Writing and Publishing
I blogged about my decision to look back into traditional publishing earlier this month. I’m also checking into brand management teams and agencies, as well as talent management. In short, it’s time to do something differently, and I’m putting feelers out in lots of directions for data and feedback.
To be honest, I don’t know what I need for sure. I could easily employ an assistant with the volume of projects queued up for publishing and business management, and if I could use a full time assistant---it’s to the point I need to look into what a team might cost and what benefits that would provide. Is it worth it? I don’t know, but I’m looking at a bunch of ideas and angles I’ve never considered before. Especially now that the cannabis farming and grow model are beginning to merge and overlap with my publishing works…
We are no longer the smallest licensed grow in the state of Oregon! YAY! That being said, we still have lots of work to do. This week we got our scales certified, which was a big step. It was so nice to have an official visitor signed into the log. I’m sure he thought I was being ridiculous…but I was just so excited to have an official sign-in. It’s the little stuff, you know?

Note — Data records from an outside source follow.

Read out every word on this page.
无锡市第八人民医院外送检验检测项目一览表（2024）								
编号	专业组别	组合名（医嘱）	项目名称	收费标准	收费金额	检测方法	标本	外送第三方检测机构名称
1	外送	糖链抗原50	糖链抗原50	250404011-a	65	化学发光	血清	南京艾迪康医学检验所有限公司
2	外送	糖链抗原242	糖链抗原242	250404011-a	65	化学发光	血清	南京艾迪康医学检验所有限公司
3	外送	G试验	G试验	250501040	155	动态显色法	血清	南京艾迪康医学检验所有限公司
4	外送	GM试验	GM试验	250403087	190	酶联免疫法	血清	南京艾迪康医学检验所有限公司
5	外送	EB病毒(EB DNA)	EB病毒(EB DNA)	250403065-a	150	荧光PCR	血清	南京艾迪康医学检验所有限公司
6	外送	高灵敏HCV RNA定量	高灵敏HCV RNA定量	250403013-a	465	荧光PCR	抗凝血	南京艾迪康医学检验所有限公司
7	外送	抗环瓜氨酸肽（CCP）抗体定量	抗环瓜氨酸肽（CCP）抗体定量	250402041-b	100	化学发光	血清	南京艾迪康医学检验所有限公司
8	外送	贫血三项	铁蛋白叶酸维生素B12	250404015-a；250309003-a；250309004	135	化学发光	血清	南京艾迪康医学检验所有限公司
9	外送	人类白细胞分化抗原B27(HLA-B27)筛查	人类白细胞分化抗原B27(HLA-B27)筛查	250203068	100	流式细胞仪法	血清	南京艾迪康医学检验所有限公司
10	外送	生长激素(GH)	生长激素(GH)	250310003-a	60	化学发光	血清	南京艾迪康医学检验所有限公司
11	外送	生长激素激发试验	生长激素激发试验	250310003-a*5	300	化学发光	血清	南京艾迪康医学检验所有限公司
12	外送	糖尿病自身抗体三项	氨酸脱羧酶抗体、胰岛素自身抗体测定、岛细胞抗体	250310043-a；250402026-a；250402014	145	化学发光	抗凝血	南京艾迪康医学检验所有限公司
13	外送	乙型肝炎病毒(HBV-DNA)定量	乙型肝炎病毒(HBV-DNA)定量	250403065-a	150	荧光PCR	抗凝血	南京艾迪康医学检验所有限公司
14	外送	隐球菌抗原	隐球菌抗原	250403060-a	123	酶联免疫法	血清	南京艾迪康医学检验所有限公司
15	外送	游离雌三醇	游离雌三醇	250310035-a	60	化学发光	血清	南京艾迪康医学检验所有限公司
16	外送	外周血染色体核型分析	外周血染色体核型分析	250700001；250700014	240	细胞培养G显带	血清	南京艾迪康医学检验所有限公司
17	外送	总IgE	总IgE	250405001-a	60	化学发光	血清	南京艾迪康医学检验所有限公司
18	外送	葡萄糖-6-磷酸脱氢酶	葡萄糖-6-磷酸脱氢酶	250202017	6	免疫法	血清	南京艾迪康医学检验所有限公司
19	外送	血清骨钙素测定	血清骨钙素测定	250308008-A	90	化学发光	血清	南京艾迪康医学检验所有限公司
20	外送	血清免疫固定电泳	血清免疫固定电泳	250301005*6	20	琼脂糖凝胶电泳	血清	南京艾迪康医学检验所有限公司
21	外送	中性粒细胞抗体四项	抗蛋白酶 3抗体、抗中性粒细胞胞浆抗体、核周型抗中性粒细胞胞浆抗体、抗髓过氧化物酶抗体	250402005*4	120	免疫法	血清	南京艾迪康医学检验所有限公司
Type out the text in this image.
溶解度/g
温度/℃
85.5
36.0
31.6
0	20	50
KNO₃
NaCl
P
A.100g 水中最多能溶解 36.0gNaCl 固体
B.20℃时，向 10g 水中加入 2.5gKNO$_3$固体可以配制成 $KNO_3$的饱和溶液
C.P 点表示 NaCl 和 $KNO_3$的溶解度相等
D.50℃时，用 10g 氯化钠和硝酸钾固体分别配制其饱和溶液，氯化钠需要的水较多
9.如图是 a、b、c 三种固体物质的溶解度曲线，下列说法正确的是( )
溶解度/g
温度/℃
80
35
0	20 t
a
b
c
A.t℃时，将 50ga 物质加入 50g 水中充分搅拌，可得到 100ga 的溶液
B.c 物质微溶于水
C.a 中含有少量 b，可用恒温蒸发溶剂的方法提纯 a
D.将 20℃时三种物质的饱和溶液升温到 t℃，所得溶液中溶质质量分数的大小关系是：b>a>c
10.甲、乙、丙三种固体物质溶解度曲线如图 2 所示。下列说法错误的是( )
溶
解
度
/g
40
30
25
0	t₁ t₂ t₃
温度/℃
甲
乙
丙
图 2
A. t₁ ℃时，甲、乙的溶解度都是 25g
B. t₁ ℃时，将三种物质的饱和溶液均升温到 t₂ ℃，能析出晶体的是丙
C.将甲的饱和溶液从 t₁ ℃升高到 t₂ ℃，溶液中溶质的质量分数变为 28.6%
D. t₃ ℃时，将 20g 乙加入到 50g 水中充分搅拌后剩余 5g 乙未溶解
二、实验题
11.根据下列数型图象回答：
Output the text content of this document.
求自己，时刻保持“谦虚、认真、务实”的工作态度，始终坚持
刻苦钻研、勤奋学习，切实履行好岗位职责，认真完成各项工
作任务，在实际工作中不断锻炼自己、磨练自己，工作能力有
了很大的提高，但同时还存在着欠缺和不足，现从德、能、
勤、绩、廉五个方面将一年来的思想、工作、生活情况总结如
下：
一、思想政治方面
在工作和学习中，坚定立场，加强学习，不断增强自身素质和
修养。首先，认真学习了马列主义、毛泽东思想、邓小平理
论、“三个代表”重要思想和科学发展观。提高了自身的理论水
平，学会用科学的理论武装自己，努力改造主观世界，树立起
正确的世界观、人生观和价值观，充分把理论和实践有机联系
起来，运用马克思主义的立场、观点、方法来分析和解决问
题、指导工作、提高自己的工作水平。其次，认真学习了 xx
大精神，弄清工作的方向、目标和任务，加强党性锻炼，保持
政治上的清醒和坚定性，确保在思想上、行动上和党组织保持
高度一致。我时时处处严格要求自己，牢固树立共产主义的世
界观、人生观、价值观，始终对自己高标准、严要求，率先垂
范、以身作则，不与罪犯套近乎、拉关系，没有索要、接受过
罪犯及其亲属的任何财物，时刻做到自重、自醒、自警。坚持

We’ll have our logo soon, which will help us feel a bit more legit when talking to folks, especially as we near the first round of product going into flower for harvest. In just a few short months I hope to be announcing our new line of designer boutique recreational cannabis offerings by their unique names and descriptors.
These designer strains will be built into our marketing and branding campaign over three business platforms, including my writing and fantasy worlds. More on that to come. The unlimited potential for introducing cannabis as an entertainment enhancer in the literary world is, well, mind-blowing and exhilarating. I owe much of this enthusiasm and encouragement to my business partners who suggested the crossover potential long before I could see it myself. Now that my creativity is latching onto the concepts and drawing them into my fantasy worlds—there will be smokable adventures on the very near horizon.